A due diligence report that leaves us none the wiser

The idea to introduce a due diligence process was commendable for the PN, but the way the process unfolded turned out to be rather disappointing

On paper, it was generally commendable for the Nationalist Party to introduce a ‘due diligence’ process, to ensure that prospective leadership contestants are properly scrutinised for any potential future political baggage.

But the way the process unfolded in practice turned out to be rather disappointing. And this was evident long before the final conclusions were published last Wednesday.

As early as last August, PN secretary-general Francis Zammit Dimech had already confirmed that the exercise would “not include any recommendation on whether [Adrian Delia and Bernard Grech] should be allowed to contest or not.”

Zammit Dimech even admitted that the pre-emptive decision not to disqualify anyone had been rooted in “realpolitik”: acknowledging the “grave political implications” of stopping either of the two candidates from contesting at all, thereby reducing the election to a one-horse race.

While those are concerns are perhaps understandable, they do not amount to a justification for rendering the entire due diligence process toothless and ineffective. 

To make matters worse, however, the exercise clearly didn’t succeed in its primary aim either… that of exposing the candidates to higher levels of scrutiny.

Not all of this is the responsibility of the panel itself. As expected, the due diligence report had its limitations in verifying most of the allegations resulting from news reports in the public domain.

The panel of experts were not empowered at law to seek information from public authorities, so from the outset, questions of impropriety could not be addressed with certainty.

All they could really do was express an opinion on the seriousness of the allegations at hand, ‘if they are proven to be true’. This was more evident in Delia’s regard: especially when addressing the claims that Delia is the subject of an FIAU investigation over allegations that he once handled a client’s Jersey bank account, in which rent money from a London brothel was laundered.

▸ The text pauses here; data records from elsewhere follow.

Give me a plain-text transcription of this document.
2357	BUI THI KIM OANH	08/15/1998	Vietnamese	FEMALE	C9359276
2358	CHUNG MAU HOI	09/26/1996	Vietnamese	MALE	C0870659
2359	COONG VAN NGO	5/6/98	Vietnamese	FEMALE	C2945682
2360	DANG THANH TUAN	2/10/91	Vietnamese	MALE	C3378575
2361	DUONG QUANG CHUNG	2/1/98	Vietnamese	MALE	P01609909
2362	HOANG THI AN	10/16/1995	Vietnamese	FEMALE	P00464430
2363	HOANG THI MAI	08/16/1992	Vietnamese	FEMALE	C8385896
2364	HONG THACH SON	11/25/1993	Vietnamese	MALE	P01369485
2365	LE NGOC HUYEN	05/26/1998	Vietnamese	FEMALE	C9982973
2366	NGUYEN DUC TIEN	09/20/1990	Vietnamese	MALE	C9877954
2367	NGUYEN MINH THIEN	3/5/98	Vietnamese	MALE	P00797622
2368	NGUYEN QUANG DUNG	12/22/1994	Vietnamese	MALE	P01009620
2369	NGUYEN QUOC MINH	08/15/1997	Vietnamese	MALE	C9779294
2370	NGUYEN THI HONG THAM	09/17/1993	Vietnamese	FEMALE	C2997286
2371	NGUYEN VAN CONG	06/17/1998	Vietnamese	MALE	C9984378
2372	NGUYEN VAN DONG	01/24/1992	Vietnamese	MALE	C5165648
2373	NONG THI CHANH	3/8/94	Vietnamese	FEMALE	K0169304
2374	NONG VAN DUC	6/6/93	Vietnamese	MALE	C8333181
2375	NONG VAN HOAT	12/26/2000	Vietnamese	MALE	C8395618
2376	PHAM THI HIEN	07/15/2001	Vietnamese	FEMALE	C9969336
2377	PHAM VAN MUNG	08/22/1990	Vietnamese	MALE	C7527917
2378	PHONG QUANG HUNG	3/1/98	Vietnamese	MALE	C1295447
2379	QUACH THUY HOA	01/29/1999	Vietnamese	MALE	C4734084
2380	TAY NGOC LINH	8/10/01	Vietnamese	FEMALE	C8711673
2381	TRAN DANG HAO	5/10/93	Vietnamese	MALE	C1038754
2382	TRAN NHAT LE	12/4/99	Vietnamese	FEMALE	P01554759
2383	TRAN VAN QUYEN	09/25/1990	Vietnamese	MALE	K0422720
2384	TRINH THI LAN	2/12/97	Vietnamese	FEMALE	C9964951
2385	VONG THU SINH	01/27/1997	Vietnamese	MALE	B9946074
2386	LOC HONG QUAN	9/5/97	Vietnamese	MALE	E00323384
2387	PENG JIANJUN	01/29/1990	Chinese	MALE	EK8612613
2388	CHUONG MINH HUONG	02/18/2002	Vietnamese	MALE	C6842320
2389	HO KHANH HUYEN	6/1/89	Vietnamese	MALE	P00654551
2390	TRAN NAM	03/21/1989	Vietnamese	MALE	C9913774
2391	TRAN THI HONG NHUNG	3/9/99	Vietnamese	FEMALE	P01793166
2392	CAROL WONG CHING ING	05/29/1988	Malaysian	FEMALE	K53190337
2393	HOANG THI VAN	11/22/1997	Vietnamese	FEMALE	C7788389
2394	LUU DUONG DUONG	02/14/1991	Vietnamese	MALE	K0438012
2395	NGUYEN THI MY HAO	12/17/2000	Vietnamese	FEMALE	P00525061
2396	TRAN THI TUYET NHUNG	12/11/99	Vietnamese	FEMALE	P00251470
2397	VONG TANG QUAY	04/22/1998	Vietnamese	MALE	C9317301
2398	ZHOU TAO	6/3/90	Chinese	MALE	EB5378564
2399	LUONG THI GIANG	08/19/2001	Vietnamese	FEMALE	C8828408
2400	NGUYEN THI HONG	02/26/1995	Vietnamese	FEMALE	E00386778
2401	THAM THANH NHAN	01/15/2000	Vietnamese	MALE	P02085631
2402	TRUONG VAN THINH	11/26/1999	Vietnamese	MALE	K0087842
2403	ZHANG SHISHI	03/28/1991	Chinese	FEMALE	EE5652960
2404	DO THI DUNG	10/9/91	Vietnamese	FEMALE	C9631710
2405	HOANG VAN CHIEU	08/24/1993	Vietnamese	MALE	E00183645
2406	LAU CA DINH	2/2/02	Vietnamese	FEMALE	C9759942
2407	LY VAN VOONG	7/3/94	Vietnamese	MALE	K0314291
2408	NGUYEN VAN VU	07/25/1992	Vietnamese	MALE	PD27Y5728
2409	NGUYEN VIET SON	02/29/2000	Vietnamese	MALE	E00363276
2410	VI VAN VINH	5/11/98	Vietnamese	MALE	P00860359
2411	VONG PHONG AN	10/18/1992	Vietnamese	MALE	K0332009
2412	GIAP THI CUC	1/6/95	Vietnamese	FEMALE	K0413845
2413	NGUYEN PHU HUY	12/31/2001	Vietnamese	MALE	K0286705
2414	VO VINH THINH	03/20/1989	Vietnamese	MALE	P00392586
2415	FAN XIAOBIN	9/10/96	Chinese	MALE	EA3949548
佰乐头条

The due diligence panel observed that “if true”, this would render him “unfit for public office”… only to add that “on the other hand, if Dr Delia’s rebuttals are correct and the press reports are incorrect, then Dr Delia would have had his reputation unjustly tarnished.”

This sort on non-committal approach speaks volumes about the same ‘realpolitik’ situation, acknowledged earlier by Zammit Dimech. For had the panel explicitly exonerated Delia of all suspicion, it would also have been interpreted as a vindication of his innocence: raising questions about why the leadership election was even being held in the first place.

But by failing to reach a conclusion either way, the panel also ‘passed the buck’ to the Nationalist Party members who will be voting on October 3… leaving them to have to reach their own political judgement on which candidate to trust as leader; but without giving them anything to base that decision on.

What also disappoints about the report is its lack of thoroughness when dealing with the personal financial situation of the candidates.

This was one of the areas where the due diligence did indeed have the ability and competence to put stiff questions and analyse the documents and numbers put forward by the candidates.

However, on this aspect the report was scant. We are none the wiser, by reading the report, as to why Adrian Delia did not file his 2018 tax return, and only did so a year later.

We are none the wiser as to whether claims that Delia’s income is not enough to cover his personal loans and other expenses are true. Nor are we any the wiser as to whether a €7 million loan from HSBC taken by a company in which Delia is a shareholder, has remained unpaid.

But equally problematic is the lack of scrutiny of Bernard Grech’s tax woes. While admitting that Grech did not give the experts the full picture, the report almost justifies the lack of thoroughness because the revelations about Grech’s tax evasion were published when the panel started writing its conclusions.

Even here, we are left none the wiser as to why Grech failed to pay income tax on various occasions. Or why he failed to pay VAT in the first place; or when these tax dues were settled, and the provenance of the funds.

Ultimately, the indirect effect of this lack of thoroughness was also to devalue the entire issue of tax avoidance in the first place. By seeming to play down the tax problems of both candidates, the due diligence report also imparts the impression that such issues are not worth scrutiny or criticism at all.

And this a very unwise thing to do, for a political party that is trying position itself at the very forefront of a war against corruption and maladministration.